Lors du développement d’un logiciel ou d’une application, les développeurs passent plus de temps à lire du code qu’à en écrire. Ajouter une fonctionnalité, modifier le code d’un autre développeur, corriger un bug, toutes ces tâches demandent une bonne compréhension de la logique existante. Un code bien présenté et organisé facilite grandement cette compréhension et réduit le risque d’erreur.

Deux développeurs découvrant un projet

Différentes situations

En entreprise

Avoir un style bien établi au sein d’une équipe est très important. Le travail d’équipe et la transmission de la connaissance seront plus efficaces.

Le style au sein d’un projet doit être cohérent. Résoudre deux fois le même problème de deux manières différentes au sein du même programme augmente la charge cognitive du développeur qui doit comprendre celui-ci et représente une perte d’efficacité majeure.

Même dans le cas où un développeur travaille seul sur un projet, les projets au sein d’une entreprise peuvent être développés sur plusieurs mois, et maintenus pendant des années. Cette personne sera forcément absente un jour ou l’autre (congés, arrêts, départ de l’entreprise etc.). Il est important qu’un autre développeur puisse efficacement prendre la relève ou corriger un bug.

À terme, une coding style cohérente réduira le coût de la maintenance et la dette technique.

Pour des projets open source

Dans le cas d’un projet open source, le mieux est de suivre une norme publique et réputée (voir plus bas).

Si vous voulez participer à un projet open source, les modifications que vous allez apporter seront revues par les principaux contributeurs du projet, et ne seront acceptées que s’ils jugent la qualité suffisante.

Si vous créez votre propre projet, votre code doit être compréhensible et accessible pour que d’autre développeurs veuillent y contribuer.

Pour un projet perso

Lorsque l’on travaille seul, on peut être tenté de faire au plus rapide. À quoi bon écrire joliment si personne d’autre ne nous reliera ?

Même si vous n’avez pas besoin de vous mettre d’accord avec d’autres personnes et vous êtes totalement libres dans ce cas, avoir un style correct permet toujours d’éviter des erreurs et d’en détecter plus facilement.
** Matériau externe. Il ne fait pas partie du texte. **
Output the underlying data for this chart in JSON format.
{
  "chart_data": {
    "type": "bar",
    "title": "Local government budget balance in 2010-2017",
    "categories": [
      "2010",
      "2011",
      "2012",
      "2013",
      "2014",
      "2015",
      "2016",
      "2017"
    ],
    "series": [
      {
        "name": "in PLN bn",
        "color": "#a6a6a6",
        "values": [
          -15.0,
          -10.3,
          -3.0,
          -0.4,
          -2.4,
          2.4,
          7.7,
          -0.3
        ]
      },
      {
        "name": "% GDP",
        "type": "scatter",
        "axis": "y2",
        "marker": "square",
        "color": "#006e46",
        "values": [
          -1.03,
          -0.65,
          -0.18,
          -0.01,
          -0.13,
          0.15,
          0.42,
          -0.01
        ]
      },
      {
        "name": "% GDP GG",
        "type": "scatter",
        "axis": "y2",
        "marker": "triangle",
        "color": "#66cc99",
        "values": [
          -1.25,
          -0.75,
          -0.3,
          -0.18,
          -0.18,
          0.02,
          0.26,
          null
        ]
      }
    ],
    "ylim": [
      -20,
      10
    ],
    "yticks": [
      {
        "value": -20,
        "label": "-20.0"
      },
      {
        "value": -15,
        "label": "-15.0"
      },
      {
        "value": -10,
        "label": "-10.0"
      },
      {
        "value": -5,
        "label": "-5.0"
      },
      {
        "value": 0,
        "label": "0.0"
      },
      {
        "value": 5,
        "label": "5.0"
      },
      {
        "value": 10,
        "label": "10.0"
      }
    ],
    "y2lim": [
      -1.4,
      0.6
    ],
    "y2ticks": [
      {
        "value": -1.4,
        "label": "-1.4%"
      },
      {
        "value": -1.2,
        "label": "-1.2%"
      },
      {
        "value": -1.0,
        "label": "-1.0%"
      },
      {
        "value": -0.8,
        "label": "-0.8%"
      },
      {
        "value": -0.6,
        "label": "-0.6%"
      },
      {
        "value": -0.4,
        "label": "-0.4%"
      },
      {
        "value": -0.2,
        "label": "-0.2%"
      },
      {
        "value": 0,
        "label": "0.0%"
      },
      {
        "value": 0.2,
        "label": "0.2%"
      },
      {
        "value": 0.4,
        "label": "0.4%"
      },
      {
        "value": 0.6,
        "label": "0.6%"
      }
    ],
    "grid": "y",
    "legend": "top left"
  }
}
Un autre fait important à avoir en tête, c’est que le “vous” d’aujourd’hui n’est pas le “vous” de demain. Au moment où vous écrivez ce code, il est clair dans votre tête. Mais si vous retombez dessus des mois plus tard, vous aurez oublié ce que vous pensiez à ce moment-là. Vous n’aurez plus la logique et le contexte en tête. Peut être même certaines de vos habitudes auront changé. À ce moment, ça sera exactement comme si le code avait été écrit par une tierce personne.

Dans la recherche scientifique

Il est fréquent aujourd’hui que des papiers de recherche utilisent des scripts et des algorithmes pour des démonstrations, calculer des statistiques ou traiter des informations (quand l’algorithme n’est pas lui-même le sujet principal du papier).

Ces scripts donnent un sentiment de “jetabilité”. Une fois les résultats obtenus, ils ne seront plus jamais exécutés. Beaucoup de scientifiques considèrent aussi dans ce cas l’informatique comme un outil pour avoir leur résultat, et non un point central de leur recherche. Se motiver à écrire de manière détaillée est difficile dans ce cas. Mais deux points restent importants :

  • les algorithmes mis en place étant souvent complexe, il peut y avoir des erreurs. Et les résultats étant complexes et expérimentaux, il est rarement possible de mettre en place des tests automatisés comme avec un programme plus classique. Dans ce cas, il est important de réduire le risque d’erreur au minimum, qui pourrait entraîner des résultats faussés.
  • des pairs reliront probablement la recherche. Dans ce cas, il est important qu’ils puissent facilement comprendre les programmes utilisés.

Le Ruby

Le Ruby est un langage très permissif, conçu à l’origine pour des systèmes de scripts, et prévu pour laisser une grande liberté au développeur qui l’utilise.

Là où certains langages comme le python ont la philosophie de “il y a une bonne façon de faire chaque chose”, le Ruby offre plusieurs solutions au même problème et laisse le choix au développeur. Ainsi par exemple :

  • Beaucoup de caractères sont optionnels, ou peuvent être interchangés.
  • Toute classe peut être facilement modifiée au cours de l’exécution du programme, et ses méthodes redéfinies.
  • Le fonctionnement du programme n’est pas sensible à l’indentation.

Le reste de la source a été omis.